Pentingnya Menghindari Obat Tertentu bagi Pasien Hepatitis C
Bagi penderita hepatitis C, pemilihan obat yang tepat menjadi hal krusial. Beberapa jenis obat justru dapat memperburuk kondisi hati atau mengganggu efektivitas pengobatan antivirus. Berikut adalah lima jenis obat yang sebaiknya dihindari.
1. Obat Antiinflamasi Nonsteroid (OAINS)
OAINS seperti ibuprofen, naproxen, dan diklofenak dapat meningkatkan risiko kerusakan hati pada pasien hepatitis C. Penggunaan jangka panjang atau dosis tinggi obat ini dapat memperberat kerja hati yang sudah terganggu.
2. Parasetamol dalam Dosis Tinggi
Parasetamol sebenarnya aman dalam dosis rendah, tetapi konsumsi berlebihan (lebih dari 2 gram per hari) sangat berbahaya bagi penderita hepatitis C. Obat ini dimetabolisme di hati dan dapat menyebabkan toksisitas hati jika digunakan secara tidak tepat.
3. Obat Antimikroba Tertentu
Beberapa antibiotik seperti rifampisin dan eritromisin, serta obat antijamur seperti ketokonazol, perlu dihindari karena dapat mengganggu fungsi hati atau berinteraksi dengan obat antivirus hepatitis C.

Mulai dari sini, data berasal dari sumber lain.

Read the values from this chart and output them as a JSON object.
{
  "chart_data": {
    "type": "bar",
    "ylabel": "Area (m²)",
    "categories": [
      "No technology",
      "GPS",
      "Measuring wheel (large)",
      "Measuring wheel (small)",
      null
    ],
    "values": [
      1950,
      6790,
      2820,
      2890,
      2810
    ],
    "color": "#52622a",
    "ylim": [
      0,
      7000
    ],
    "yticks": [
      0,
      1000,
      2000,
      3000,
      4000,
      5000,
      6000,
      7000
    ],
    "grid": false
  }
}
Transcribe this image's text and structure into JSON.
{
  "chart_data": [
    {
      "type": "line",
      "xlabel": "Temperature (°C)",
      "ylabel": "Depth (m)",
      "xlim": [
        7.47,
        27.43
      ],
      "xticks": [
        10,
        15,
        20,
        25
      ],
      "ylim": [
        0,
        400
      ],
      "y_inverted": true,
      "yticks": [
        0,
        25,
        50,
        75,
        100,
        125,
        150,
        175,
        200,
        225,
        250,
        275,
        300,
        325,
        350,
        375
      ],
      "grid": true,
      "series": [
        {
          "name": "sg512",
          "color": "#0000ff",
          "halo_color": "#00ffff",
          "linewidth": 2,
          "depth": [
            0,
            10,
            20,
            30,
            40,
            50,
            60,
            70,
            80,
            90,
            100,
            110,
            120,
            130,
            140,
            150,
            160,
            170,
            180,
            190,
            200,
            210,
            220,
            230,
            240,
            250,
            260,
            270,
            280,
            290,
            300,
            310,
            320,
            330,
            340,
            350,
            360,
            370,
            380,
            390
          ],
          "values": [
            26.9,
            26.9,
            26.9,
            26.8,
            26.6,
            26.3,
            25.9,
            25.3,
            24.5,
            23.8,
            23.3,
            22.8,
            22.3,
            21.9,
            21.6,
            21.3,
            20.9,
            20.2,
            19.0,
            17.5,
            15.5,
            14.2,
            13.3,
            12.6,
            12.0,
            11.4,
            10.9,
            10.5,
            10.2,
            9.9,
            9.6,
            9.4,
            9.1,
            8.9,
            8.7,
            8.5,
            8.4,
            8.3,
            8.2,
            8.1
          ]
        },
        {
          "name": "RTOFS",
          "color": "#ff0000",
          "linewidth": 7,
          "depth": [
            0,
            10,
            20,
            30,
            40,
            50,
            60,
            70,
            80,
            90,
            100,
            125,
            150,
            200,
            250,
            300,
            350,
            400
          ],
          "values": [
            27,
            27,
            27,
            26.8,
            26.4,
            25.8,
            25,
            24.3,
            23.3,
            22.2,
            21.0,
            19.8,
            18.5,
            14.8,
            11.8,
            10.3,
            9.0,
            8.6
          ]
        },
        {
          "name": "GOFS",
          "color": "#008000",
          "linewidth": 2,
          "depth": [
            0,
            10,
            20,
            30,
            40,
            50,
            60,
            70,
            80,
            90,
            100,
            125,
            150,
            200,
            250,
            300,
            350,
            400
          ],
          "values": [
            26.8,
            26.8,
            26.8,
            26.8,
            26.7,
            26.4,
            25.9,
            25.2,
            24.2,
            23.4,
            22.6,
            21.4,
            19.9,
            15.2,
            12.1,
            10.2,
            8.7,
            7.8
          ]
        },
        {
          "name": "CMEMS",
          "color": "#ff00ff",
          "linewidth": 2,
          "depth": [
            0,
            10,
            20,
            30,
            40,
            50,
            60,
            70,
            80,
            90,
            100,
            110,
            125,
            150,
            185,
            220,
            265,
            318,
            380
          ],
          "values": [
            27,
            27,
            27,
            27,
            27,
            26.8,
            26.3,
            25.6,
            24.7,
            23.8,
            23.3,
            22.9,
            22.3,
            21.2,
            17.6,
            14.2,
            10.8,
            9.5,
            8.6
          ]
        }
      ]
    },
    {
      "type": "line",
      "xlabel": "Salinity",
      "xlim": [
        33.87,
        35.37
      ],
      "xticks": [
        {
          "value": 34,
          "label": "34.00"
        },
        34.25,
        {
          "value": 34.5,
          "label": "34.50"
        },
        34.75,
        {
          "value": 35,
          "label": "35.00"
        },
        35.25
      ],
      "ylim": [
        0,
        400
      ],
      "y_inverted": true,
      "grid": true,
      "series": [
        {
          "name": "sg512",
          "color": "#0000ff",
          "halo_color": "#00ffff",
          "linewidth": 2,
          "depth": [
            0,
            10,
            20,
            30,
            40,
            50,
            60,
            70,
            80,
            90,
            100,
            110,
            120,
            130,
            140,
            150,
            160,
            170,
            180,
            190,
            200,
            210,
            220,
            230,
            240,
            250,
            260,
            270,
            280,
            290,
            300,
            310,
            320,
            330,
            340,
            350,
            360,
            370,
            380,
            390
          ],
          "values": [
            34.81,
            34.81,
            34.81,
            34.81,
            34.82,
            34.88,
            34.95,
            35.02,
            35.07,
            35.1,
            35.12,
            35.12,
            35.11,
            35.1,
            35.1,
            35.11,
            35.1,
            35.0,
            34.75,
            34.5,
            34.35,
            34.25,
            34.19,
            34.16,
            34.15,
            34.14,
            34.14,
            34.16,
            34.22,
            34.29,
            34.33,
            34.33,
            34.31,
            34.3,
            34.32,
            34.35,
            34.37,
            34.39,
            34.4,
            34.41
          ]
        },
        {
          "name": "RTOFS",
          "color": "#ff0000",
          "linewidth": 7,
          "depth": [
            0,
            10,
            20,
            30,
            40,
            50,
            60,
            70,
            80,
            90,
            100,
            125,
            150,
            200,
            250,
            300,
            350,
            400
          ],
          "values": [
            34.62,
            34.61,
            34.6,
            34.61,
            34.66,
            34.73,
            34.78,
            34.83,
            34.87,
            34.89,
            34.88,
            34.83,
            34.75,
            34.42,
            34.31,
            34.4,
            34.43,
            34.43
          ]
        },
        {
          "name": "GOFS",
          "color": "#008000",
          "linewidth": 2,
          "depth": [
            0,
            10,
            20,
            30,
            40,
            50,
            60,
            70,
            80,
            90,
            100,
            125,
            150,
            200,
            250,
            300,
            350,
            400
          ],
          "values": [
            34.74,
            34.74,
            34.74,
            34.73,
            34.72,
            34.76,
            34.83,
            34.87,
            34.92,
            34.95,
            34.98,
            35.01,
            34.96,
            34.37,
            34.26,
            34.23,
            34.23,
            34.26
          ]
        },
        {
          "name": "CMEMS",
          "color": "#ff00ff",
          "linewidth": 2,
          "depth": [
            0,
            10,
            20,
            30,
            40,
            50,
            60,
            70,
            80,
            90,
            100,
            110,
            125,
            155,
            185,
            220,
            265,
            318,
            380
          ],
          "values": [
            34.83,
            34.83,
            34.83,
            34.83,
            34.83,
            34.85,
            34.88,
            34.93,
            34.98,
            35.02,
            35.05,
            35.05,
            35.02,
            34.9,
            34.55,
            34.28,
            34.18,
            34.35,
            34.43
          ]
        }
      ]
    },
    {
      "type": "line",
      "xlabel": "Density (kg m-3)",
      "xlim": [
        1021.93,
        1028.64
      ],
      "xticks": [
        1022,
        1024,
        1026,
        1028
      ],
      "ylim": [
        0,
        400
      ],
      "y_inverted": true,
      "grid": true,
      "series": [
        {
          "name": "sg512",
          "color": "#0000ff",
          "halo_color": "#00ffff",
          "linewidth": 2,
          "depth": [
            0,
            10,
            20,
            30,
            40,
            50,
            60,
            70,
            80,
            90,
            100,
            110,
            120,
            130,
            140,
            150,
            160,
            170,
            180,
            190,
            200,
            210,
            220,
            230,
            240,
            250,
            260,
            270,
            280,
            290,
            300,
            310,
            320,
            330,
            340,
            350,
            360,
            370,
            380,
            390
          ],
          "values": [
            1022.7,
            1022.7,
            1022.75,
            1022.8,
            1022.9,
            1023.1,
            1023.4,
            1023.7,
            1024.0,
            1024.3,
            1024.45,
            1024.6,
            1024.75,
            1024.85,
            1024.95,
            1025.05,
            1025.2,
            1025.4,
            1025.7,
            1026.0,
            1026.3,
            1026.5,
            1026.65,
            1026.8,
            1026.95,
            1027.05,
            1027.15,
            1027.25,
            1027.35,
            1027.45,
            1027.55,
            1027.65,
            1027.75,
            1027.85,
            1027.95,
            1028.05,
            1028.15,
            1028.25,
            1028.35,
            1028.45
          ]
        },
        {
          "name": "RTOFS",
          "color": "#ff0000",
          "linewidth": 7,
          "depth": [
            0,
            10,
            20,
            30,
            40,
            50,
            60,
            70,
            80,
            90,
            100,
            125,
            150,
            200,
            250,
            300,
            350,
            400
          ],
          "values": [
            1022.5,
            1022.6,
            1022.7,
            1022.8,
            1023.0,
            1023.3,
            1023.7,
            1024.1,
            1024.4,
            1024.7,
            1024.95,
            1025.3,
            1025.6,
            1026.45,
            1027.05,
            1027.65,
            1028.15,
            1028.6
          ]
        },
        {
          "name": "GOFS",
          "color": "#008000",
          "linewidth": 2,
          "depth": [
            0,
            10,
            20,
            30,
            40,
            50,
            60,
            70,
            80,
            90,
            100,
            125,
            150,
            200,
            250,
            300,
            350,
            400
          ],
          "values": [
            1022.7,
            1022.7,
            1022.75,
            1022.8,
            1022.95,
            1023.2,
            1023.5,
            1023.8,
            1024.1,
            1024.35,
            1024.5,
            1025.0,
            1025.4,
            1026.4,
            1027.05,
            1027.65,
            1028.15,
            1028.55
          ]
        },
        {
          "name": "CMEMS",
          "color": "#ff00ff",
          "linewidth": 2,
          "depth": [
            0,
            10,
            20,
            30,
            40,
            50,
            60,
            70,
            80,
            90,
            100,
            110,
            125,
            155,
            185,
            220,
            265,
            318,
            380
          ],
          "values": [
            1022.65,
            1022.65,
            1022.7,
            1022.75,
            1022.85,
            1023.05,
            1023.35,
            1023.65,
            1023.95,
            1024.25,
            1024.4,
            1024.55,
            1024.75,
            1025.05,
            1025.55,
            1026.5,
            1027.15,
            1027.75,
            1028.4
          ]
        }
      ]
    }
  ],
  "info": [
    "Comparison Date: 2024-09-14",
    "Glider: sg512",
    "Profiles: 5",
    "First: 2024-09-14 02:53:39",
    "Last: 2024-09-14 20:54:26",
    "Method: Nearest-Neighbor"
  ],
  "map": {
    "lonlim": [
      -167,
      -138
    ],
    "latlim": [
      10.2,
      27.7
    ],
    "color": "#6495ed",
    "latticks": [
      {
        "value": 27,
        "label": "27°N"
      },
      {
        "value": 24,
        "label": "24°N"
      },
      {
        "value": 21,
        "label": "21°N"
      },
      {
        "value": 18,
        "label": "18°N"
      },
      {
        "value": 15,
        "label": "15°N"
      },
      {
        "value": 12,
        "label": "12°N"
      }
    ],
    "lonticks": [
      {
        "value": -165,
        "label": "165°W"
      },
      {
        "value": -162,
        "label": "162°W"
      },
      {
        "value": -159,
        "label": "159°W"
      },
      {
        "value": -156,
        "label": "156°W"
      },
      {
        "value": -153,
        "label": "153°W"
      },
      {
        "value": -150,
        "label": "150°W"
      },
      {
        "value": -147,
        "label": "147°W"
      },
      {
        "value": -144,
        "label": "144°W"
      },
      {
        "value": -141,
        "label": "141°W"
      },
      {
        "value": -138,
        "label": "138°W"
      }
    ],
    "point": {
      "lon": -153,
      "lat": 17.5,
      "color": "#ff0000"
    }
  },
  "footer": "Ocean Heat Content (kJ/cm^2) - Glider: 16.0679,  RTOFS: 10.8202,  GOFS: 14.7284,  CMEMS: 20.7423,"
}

4. Obat Penurun Kolesterol Golongan Statin
Statin seperti simvastatin dan atorvastatin dapat meningkatkan kadar enzim hati pada pasien hepatitis C. Meski tidak semua statin dilarang, penggunaannya harus diawasi ketat oleh dokter.
5. Suplemen Herbal Tertentu
Beberapa suplemen herbal seperti kava-kava, comfrey, dan ekstrak teh hijau dosis tinggi dapat bersifat hepatotoksik. Penderita hepatitis C disarankan berkonsultasi dengan dokter sebelum mengonsumsi suplemen apa pun.
Selalu konsultasikan dengan dokter sebelum menggunakan obat apa pun, baik resep maupun bebas. Dokter akan mempertimbangkan kondisi hati dan pengobatan hepatitis C yang sedang dijalani.